Den letzten Abend sahe ich noch eine Oper, die mit ziemlich vieler Pracht gegeben wurde. Mein Gedächtniss ist wie ein Sieb; aber mich däucht, es war die Gräfin von Amalfi. Die Musik ist, wenn ich nicht irre, sehr eklektisch. Es war bey der Vorstellung kein einziger schlechter Sänger und Akteur; aber nach meiner Meinung auch kein einziger vortrefflicher, so sehr man auch in Dresden dieses behauptete. Die Schuld mag wohl mein gewesen seyn, da ich mich fast in jedem Fache eines bessern Subjekts unwillkührlich erinnerte.

In Pirna sahen wir ein Stündchen Herrn Siegfried, den du als den Verfasser von Siama und Galmori kennest und der uns mit einigen Bekannten an die Gränze brachte. Nun gieng es in die Höhe; und so mild es unten am Flusse gewesen war, so rauh war es oben, und in einigen Stunden hatten wir schon Schnee. Dieser vermehrte sich bis einige Stunden hinter Peterswalde, nahm sodann allmählich wieder ab und hörte bey Aussig wieder ganz auf.

Man hatte mir gar sonderbare Begriffe von den auffallenden Erscheinungen der Böhmischen Katholicität gemacht. Ich habe nichts bemerkt. Im Gegentheil muss ich sagen, es gefiel mir alles ausserordentlich wohl. Unser Wirthshaus in Peterswalde war so gut, als man mit gehöriger Genüglichkeit es sich nur immer wünschen kann. Der Zollbeamte, der den Pass bescheinigte, war freundlich. Die Mahlzeit war nicht übel und die Aufwärterin gar allerliebst niedlich und artig. Lache nur über diese Bemerkung von mir Griesgram. Man müsste eine sehr verstimmte unästhetische Seele haben, wenn man nicht lieber ein junges, hübsches, freundliches Gesicht sähe, als ein altes, hässliches, murrsinniges. Das Mädchen setzte ihr Silbermützchen vor einem Spiegel, der zwischen zwey Marienbildern hing, so reitzend unbefangen in Ordnung, als ob sie sich in Ehren eine kleine Unordnung recht gern wollte vergeben lassen. Der Ketzer Schnorr sahe dem rechtgläubigen Geschöpf so enthusiastisch in die Augen, als ob er sich eben zu ihr bekehren oder sie wenigstens zum Modell nehmen wollte. Ueberdiess ist der böhmischdeutsche Dialekt bis Lowositz ziemlich angenehm und gurgelt die Worte nicht halb so dick und widrig hervor, wie der gebirgische in Sachsen.

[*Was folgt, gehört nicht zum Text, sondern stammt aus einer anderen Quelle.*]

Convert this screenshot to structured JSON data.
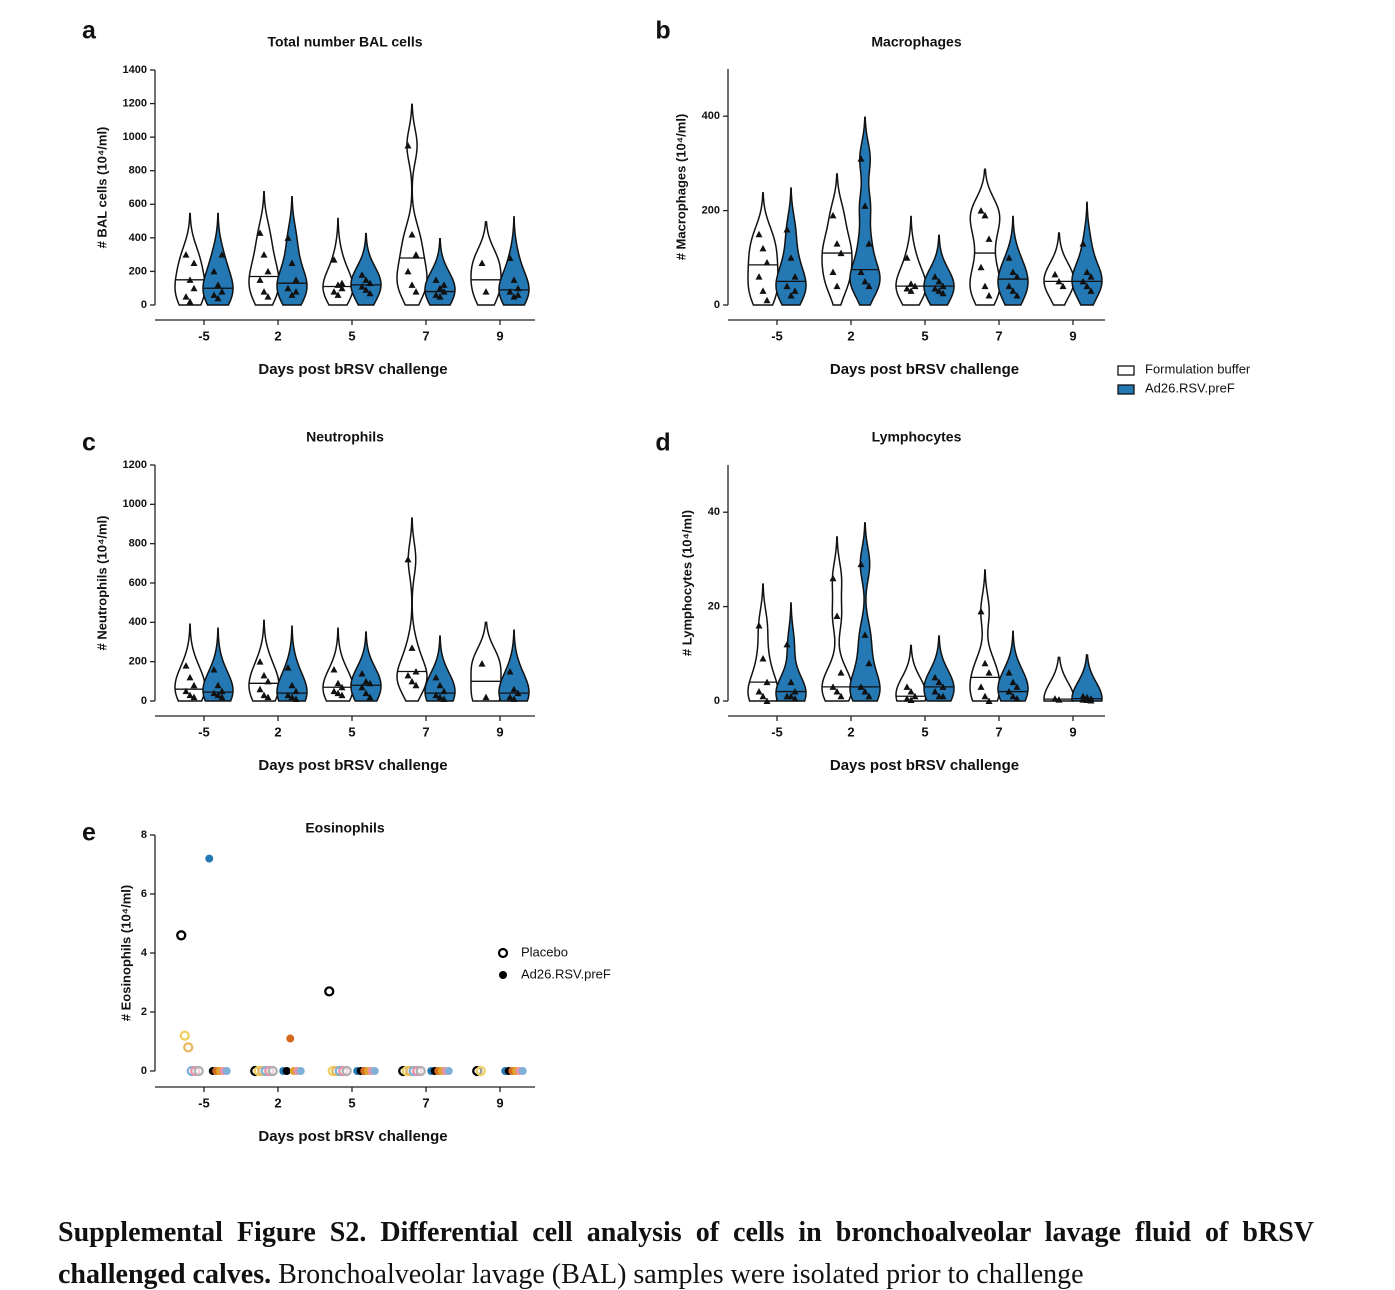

Der Weg von Peterswalde nach Aussig ist rauh, aber schön; von Aussig, wo man wieder an die Elbe kommt, romantisch wild, links und rechts an dem Flusse hohe Berge mit Schluchten, Felsenwänden und Spitzen. Hier tönte mir die Klage über die Undisciplin unserer sächsischen Landesleute ins Ohr, die in dem Bayerischen Erbfolgekriege zur Feuerung hier alle Weinpfähle verbrannten. Sie durften nur einige hundert Schritte höher steigen, so hatten sie ganze Wälder. Das schmerzt mich in die Seele anderer. Wenn die Oestreicher es eben so schlimm machen, so werden wir dadurch nicht besser. Wenn wird unsere Humanität wenigstens diese Schandflecken wegwischen? Bey Lowositz endigen allmählich die Berge, und von da bis Eger hinauf und Leutmeritz hinab ist schönes, herrliches, fruchtbares Land, das zwey Stunden hinter Budin nun ganz Ebene wird. In Budin, einem Orte wo allgemeine Verlassenheit zu seyn scheint, traf ich bey dem Juden Lasar Tausig eine kleine Sammlung guter Bücher an, und liess mir von ihm, da er Lessings Nathan einem Freunde geliehen hatte, auf den Abend Kants Beweisgrund zur einzig möglichen Demonstration über das Daseyn Gottes geben.